Our philosophy is to allow chickens to be chickens. Joel Salatin made an impression on us when we first began raising chickens and you can see this is in the way we chose to house them. Chickens need space to roam, dirt to dust in, bugs and greens to eat, a safe place to lay eggs, fresh air, safety from predators and roosts to sleep on at night among other things. We started out with chickens in a stationary house and would allow them out to forage. This would be what is called free-range. The downsides of this are that both pests and pathogens can build up in the house. The chicken house also must be cleaned out regularly and you know everyone loves shoveling sh*t! Don’t get me wrong, local free range eggs are great and are much better than standard eggs.
We set out to build a coop which we could move around using a tractor and would utilize electric fences to keep them contained. Our first house is essentially a covered carport on an open wooden frame. The allows all the said sh*t to fall through to the ground and the house to be moved over nearly any area on the farm. The first house has boxes that hang from the center and when we ended up wanting more chickens in a second house we moved the boxes to the sides which was a big improvement. The roosts run across the back in both of them. The electric fencing is really adjustable. We can create an outdoor run that goes around trees or anything else we want them to clean around. The orchard loves it when the chickens are moved through fertilizing while also working on eating lots of bugs and plants. While they do spread their fertilizer out nicely for us, the concentration is higher where they house sits for about 10 days between moves so once we move them we do pick up most of that for our compost piles.
The chickens getting to range on pasture makes for some very deep yellow-orange yolks. The look alone tells you they are better but there have been actual tests run to prove this as well. We believe that happy healthy chickens makes for healthier eggs. Moving the house confuses the pests and pathogens which also makes for healthier chickens.

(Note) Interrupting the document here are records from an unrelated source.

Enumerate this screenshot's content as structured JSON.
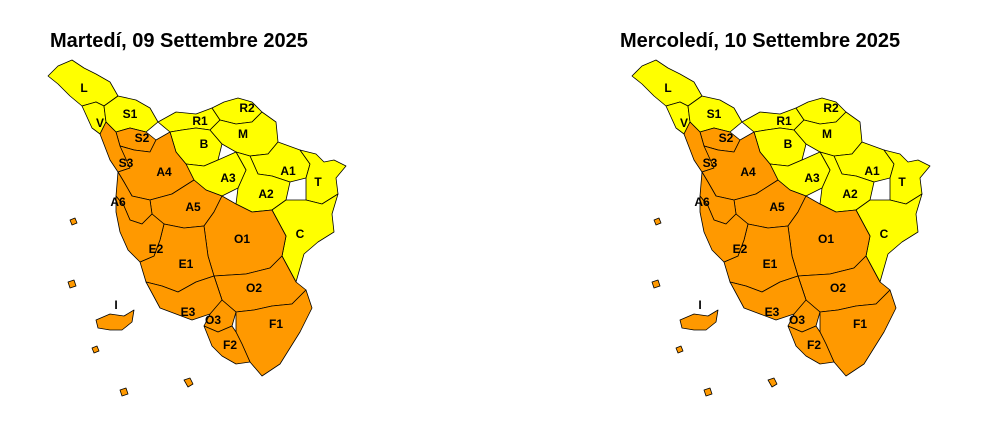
{
  "colors": {
    "yellow": "#ffff00",
    "orange": "#ff9900",
    "border": "#000000"
  },
  "maps": [
    {
      "title": "Martedí, 09 Settembre 2025",
      "zones": {
        "L": "yellow",
        "V": "yellow",
        "S1": "yellow",
        "S2": "orange",
        "S3": "orange",
        "R1": "yellow",
        "R2": "yellow",
        "B": "yellow",
        "M": "yellow",
        "A1": "yellow",
        "A2": "yellow",
        "A3": "yellow",
        "A4": "orange",
        "A5": "orange",
        "A6": "orange",
        "T": "yellow",
        "C": "yellow",
        "O1": "orange",
        "O2": "orange",
        "O3": "orange",
        "E1": "orange",
        "E2": "orange",
        "E3": "orange",
        "F1": "orange",
        "F2": "orange",
        "I": "orange"
      }
    },
    {
      "title": "Mercoledí, 10 Settembre 2025",
      "zones": {
        "L": "yellow",
        "V": "yellow",
        "S1": "yellow",
        "S2": "orange",
        "S3": "orange",
        "R1": "yellow",
        "R2": "yellow",
        "B": "yellow",
        "M": "yellow",
        "A1": "yellow",
        "A2": "yellow",
        "A3": "yellow",
        "A4": "orange",
        "A5": "orange",
        "A6": "orange",
        "T": "yellow",
        "C": "yellow",
        "O1": "orange",
        "O2": "orange",
        "O3": "orange",
        "E1": "orange",
        "E2": "orange",
        "E3": "orange",
        "F1": "orange",
        "F2": "orange",
        "I": "orange"
      }
    }
  ]
}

While these movable houses have come with some challenges like keeping prowling mountain lions (and other predators) from eating all the tasty chickens, it is the only way we could ever raise chickens. Often the time it takes us to care for them is increased due to having to walk farther out into the fields and there are sometimes tight places that can be difficult to move the chickens through. But the whole farm is happier because of the chickens; the fields all respond quickly to the fertilizer and mowing.
When we have little chicks we still use a small non-moveable house that is our brooder house. Last spring we undertook rebuilding the ancient one with what we now refer to as the “chicken palace.”
I hope this helps clear up what we mean when we say pasture raised eggs. Thanks for humoring my long chicken rant. You can be sure it won’t be the last one!